Mouchak Market
- Location: Malibag, Dhaka, Bangladesh
- No. of stores and services: 1000 shops
- No. of floors: 5

= Mouchak Market =

Mouchak Market is one of the oldest and famous markets in Dhaka city. It was probably situated in the 1940s. It was also one of the most famous markets at the time and was mostly visited by the British and French rulers over Dhaka. It is known to be the General Meeting Building of the Royal British Family.

==Location==
Accurate position is in Malibagh, Dhaka. But for mass people we can consider it is situated between Siddeshwari and Malibag, which is one of the busiest places in Dhaka city. However, the market is an icon for the area; many people, from Dhaka and outside, recognize the area by 'Mouchak More'.

==Description==
It is five-storey building.
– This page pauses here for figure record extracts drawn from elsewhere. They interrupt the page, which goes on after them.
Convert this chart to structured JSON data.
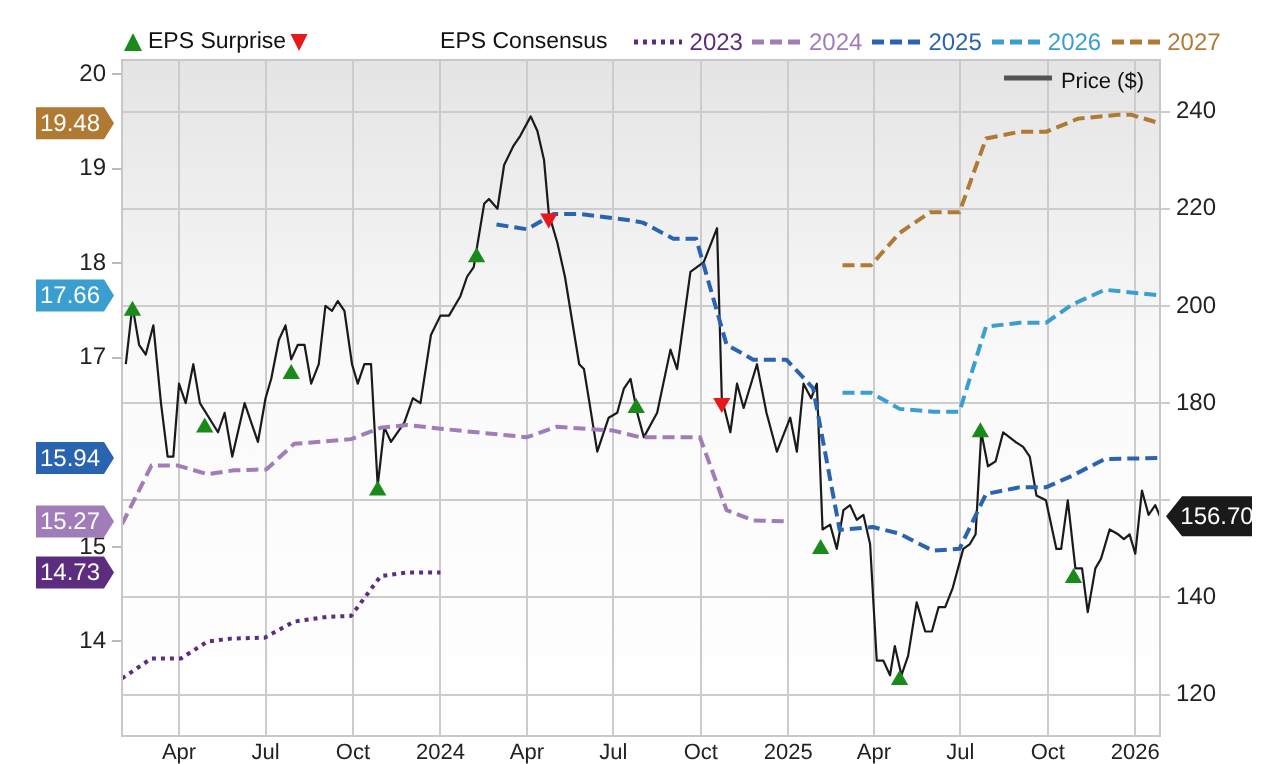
{
  "chart_data": {
    "type": "line",
    "legend": "top",
    "legend_title": "EPS Consensus",
    "grid": true,
    "xlim": [
      "2023-01-31",
      "2026-01-27"
    ],
    "xticks": [
      {
        "value": "2023-04-01",
        "label": "Apr"
      },
      {
        "value": "2023-07-01",
        "label": "Jul"
      },
      {
        "value": "2023-10-01",
        "label": "Oct"
      },
      {
        "value": "2024-01-01",
        "label": "2024"
      },
      {
        "value": "2024-04-01",
        "label": "Apr"
      },
      {
        "value": "2024-07-01",
        "label": "Jul"
      },
      {
        "value": "2024-10-01",
        "label": "Oct"
      },
      {
        "value": "2025-01-01",
        "label": "2025"
      },
      {
        "value": "2025-04-01",
        "label": "Apr"
      },
      {
        "value": "2025-07-01",
        "label": "Jul"
      },
      {
        "value": "2025-10-01",
        "label": "Oct"
      },
      {
        "value": "2026-01-01",
        "label": "2026"
      }
    ],
    "ylim": [
      13.0,
      20.15
    ],
    "yticks": [
      14,
      15,
      17,
      18,
      19,
      20
    ],
    "y2lim": [
      111.5,
      250.6
    ],
    "y2ticks": [
      120,
      140,
      {
        "value": 160,
        "label": null
      },
      180,
      200,
      220,
      240
    ],
    "annotations": [
      "14.73",
      "15.27",
      "15.94",
      "17.66",
      "19.48"
    ],
    "series": [
      {
        "name": "2023",
        "color": "#5c2d7e",
        "line_style": "dotted",
        "marker": "none",
        "x": [
          "2023-01-31",
          "2023-03-03",
          "2023-04-03",
          "2023-05-01",
          "2023-05-26",
          "2023-06-30",
          "2023-07-31",
          "2023-09-04",
          "2023-09-29",
          "2023-10-30",
          "2023-11-27",
          "2024-01-01"
        ],
        "values": [
          13.61,
          13.82,
          13.82,
          14.0,
          14.03,
          14.04,
          14.21,
          14.26,
          14.27,
          14.69,
          14.73,
          14.73
        ]
      },
      {
        "name": "2024",
        "color": "#a07cb8",
        "line_style": "dashed",
        "marker": "none",
        "x": [
          "2023-01-31",
          "2023-03-03",
          "2023-03-31",
          "2023-05-01",
          "2023-05-29",
          "2023-07-02",
          "2023-07-31",
          "2023-09-29",
          "2023-10-30",
          "2023-11-27",
          "2024-01-01",
          "2024-04-01",
          "2024-05-02",
          "2024-07-01",
          "2024-07-29",
          "2024-09-30",
          "2024-10-28",
          "2024-11-25",
          "2024-12-30"
        ],
        "values": [
          15.24,
          15.86,
          15.86,
          15.77,
          15.81,
          15.82,
          16.09,
          16.14,
          16.26,
          16.29,
          16.25,
          16.16,
          16.27,
          16.23,
          16.16,
          16.16,
          15.39,
          15.28,
          15.27
        ]
      },
      {
        "name": "2025",
        "color": "#2a64b0",
        "line_style": "dashed",
        "marker": "none",
        "x": [
          "2024-02-29",
          "2024-04-01",
          "2024-04-29",
          "2024-05-27",
          "2024-07-22",
          "2024-08-01",
          "2024-09-02",
          "2024-09-26",
          "2024-10-28",
          "2024-11-25",
          "2024-12-30",
          "2025-01-27",
          "2025-02-24",
          "2025-03-31",
          "2025-04-28",
          "2025-06-02",
          "2025-06-30",
          "2025-07-28",
          "2025-09-01",
          "2025-09-29",
          "2025-10-26",
          "2025-11-30",
          "2026-01-27"
        ],
        "values": [
          18.41,
          18.36,
          18.52,
          18.52,
          18.45,
          18.43,
          18.26,
          18.26,
          17.14,
          16.98,
          16.98,
          16.68,
          15.18,
          15.21,
          15.14,
          14.96,
          14.98,
          15.56,
          15.63,
          15.63,
          15.75,
          15.93,
          15.94
        ]
      },
      {
        "name": "2026",
        "color": "#3a9fd0",
        "line_style": "dashed",
        "marker": "none",
        "x": [
          "2025-02-27",
          "2025-03-29",
          "2025-04-28",
          "2025-06-02",
          "2025-06-30",
          "2025-07-28",
          "2025-09-01",
          "2025-09-29",
          "2025-10-26",
          "2025-11-30",
          "2026-01-27"
        ],
        "values": [
          16.63,
          16.63,
          16.46,
          16.43,
          16.43,
          17.33,
          17.37,
          17.37,
          17.56,
          17.72,
          17.66
        ]
      },
      {
        "name": "2027",
        "color": "#b07a35",
        "line_style": "dashed",
        "marker": "none",
        "x": [
          "2025-02-27",
          "2025-03-29",
          "2025-04-28",
          "2025-05-30",
          "2025-06-30",
          "2025-07-28",
          "2025-09-01",
          "2025-09-29",
          "2025-11-02",
          "2025-12-14",
          "2025-12-28",
          "2026-01-27"
        ],
        "values": [
          17.98,
          17.98,
          18.32,
          18.54,
          18.54,
          19.32,
          19.39,
          19.39,
          19.53,
          19.57,
          19.57,
          19.48
        ]
      },
      {
        "name": "Price ($)",
        "axis": "y2",
        "color": "#1a1a1a",
        "line_style": "solid",
        "marker": "none",
        "x": [
          "2023-02-04",
          "2023-02-11",
          "2023-02-18",
          "2023-02-25",
          "2023-03-05",
          "2023-03-13",
          "2023-03-20",
          "2023-03-26",
          "2023-04-01",
          "2023-04-08",
          "2023-04-16",
          "2023-04-23",
          "2023-05-12",
          "2023-05-19",
          "2023-05-27",
          "2023-06-09",
          "2023-06-23",
          "2023-07-01",
          "2023-07-07",
          "2023-07-15",
          "2023-07-22",
          "2023-07-28",
          "2023-08-04",
          "2023-08-11",
          "2023-08-18",
          "2023-08-26",
          "2023-09-02",
          "2023-09-09",
          "2023-09-15",
          "2023-09-22",
          "2023-09-30",
          "2023-10-06",
          "2023-10-13",
          "2023-10-20",
          "2023-10-27",
          "2023-11-03",
          "2023-11-10",
          "2023-11-24",
          "2023-12-03",
          "2023-12-11",
          "2023-12-22",
          "2024-01-01",
          "2024-01-10",
          "2024-01-22",
          "2024-01-29",
          "2024-02-05",
          "2024-02-16",
          "2024-02-21",
          "2024-03-01",
          "2024-03-08",
          "2024-03-18",
          "2024-03-25",
          "2024-04-05",
          "2024-04-12",
          "2024-04-19",
          "2024-04-24",
          "2024-05-03",
          "2024-05-11",
          "2024-05-26",
          "2024-05-31",
          "2024-06-05",
          "2024-06-14",
          "2024-06-26",
          "2024-07-05",
          "2024-07-12",
          "2024-07-19",
          "2024-07-26",
          "2024-08-02",
          "2024-08-16",
          "2024-08-30",
          "2024-09-06",
          "2024-09-20",
          "2024-10-04",
          "2024-10-18",
          "2024-10-23",
          "2024-11-01",
          "2024-11-08",
          "2024-11-15",
          "2024-11-29",
          "2024-12-09",
          "2024-12-20",
          "2025-01-03",
          "2025-01-10",
          "2025-01-17",
          "2025-01-25",
          "2025-01-31",
          "2025-02-06",
          "2025-02-14",
          "2025-02-21",
          "2025-02-28",
          "2025-03-07",
          "2025-03-14",
          "2025-03-21",
          "2025-03-28",
          "2025-04-04",
          "2025-04-11",
          "2025-04-18",
          "2025-04-23",
          "2025-04-30",
          "2025-05-07",
          "2025-05-16",
          "2025-05-25",
          "2025-06-01",
          "2025-06-08",
          "2025-06-15",
          "2025-06-23",
          "2025-07-04",
          "2025-07-11",
          "2025-07-17",
          "2025-07-23",
          "2025-07-30",
          "2025-08-07",
          "2025-08-15",
          "2025-08-28",
          "2025-09-05",
          "2025-09-12",
          "2025-09-19",
          "2025-09-29",
          "2025-10-10",
          "2025-10-15",
          "2025-10-22",
          "2025-10-30",
          "2025-11-06",
          "2025-11-12",
          "2025-11-20",
          "2025-11-26",
          "2025-12-05",
          "2025-12-14",
          "2025-12-20",
          "2025-12-26",
          "2026-01-01",
          "2026-01-08",
          "2026-01-15",
          "2026-01-22",
          "2026-01-27"
        ],
        "values": [
          188,
          200,
          192,
          190,
          196,
          180,
          169,
          169,
          184,
          180,
          188,
          180,
          174,
          178,
          169,
          180,
          172,
          181,
          185,
          193,
          196,
          189,
          192,
          192,
          184,
          188,
          200,
          199,
          201,
          199,
          188,
          184,
          188,
          188,
          163,
          175,
          172,
          176,
          181,
          180,
          194,
          198,
          198,
          202,
          206,
          208,
          221,
          222,
          220,
          229,
          233,
          235,
          239,
          236,
          230,
          219,
          213,
          206,
          188,
          187,
          181,
          170,
          177,
          178,
          183,
          185,
          178,
          173,
          178,
          191,
          187,
          207,
          209,
          216,
          181,
          174,
          184,
          179,
          188,
          178,
          170,
          177,
          170,
          184,
          181,
          184,
          154,
          155,
          150,
          158,
          159,
          156,
          157,
          151,
          127,
          127,
          124,
          130,
          124,
          128,
          139,
          133,
          133,
          138,
          138,
          142,
          150,
          151,
          153,
          174,
          167,
          168,
          174,
          172,
          171,
          169,
          161,
          160,
          150,
          150,
          160,
          146,
          146,
          137,
          146,
          148,
          154,
          153,
          152,
          153,
          149,
          162,
          157,
          159,
          156.7
        ],
        "value_labels": [
          null,
          null,
          null,
          null,
          null,
          null,
          null,
          null,
          null,
          null,
          null,
          null,
          null,
          null,
          null,
          null,
          null,
          null,
          null,
          null,
          null,
          null,
          null,
          null,
          null,
          null,
          null,
          null,
          null,
          null,
          null,
          null,
          null,
          null,
          null,
          null,
          null,
          null,
          null,
          null,
          null,
          null,
          null,
          null,
          null,
          null,
          null,
          null,
          null,
          null,
          null,
          null,
          null,
          null,
          null,
          null,
          null,
          null,
          null,
          null,
          null,
          null,
          null,
          null,
          null,
          null,
          null,
          null,
          null,
          null,
          null,
          null,
          null,
          null,
          null,
          null,
          null,
          null,
          null,
          null,
          null,
          null,
          null,
          null,
          null,
          null,
          null,
          null,
          null,
          null,
          null,
          null,
          null,
          null,
          null,
          null,
          null,
          null,
          null,
          null,
          null,
          null,
          null,
          null,
          null,
          null,
          null,
          null,
          null,
          null,
          null,
          null,
          null,
          null,
          null,
          null,
          null,
          null,
          null,
          null,
          null,
          null,
          null,
          null,
          null,
          null,
          null,
          null,
          null,
          null,
          null,
          null,
          null,
          null,
          "156.70"
        ]
      },
      {
        "name": "EPS Surprise",
        "type": "scatter",
        "axis": "y2",
        "color": "#1a8a1a",
        "marker": "triangle",
        "x": [
          "2023-02-11",
          "2023-04-28",
          "2023-07-28",
          "2023-10-27",
          "2024-02-08",
          "2024-07-25",
          "2025-02-04",
          "2025-04-28",
          "2025-07-22",
          "2025-10-28"
        ],
        "values": [
          199,
          175,
          186,
          162,
          210,
          179,
          150,
          123,
          174,
          144
        ]
      },
      {
        "type": "scatter",
        "axis": "y2",
        "color": "#e8191b",
        "marker": "triangle",
        "x": [
          "2024-04-24",
          "2024-10-23"
        ],
        "values": [
          218,
          180
        ]
      }
    ]
  }
}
There are fast food shops in the ground floor, jewellery in the 1st floor, plastic and others in the 2nd floor and tri-piece, sharee in the 3rd floor. There is a mosque and a Chinese restaurant (Euro garden) in the 4th floor. Around 3,000 to 4,000 people come to this market every day. But it increases exponentially during the festival Eid-ul-fitr. Every shop here is very profitable.

==Holiday==

Thursday (full) & Friday (half), Eid-ul-azha (4 days), Eid-ul-fitr (4 days), general assembly and other essential government holidays.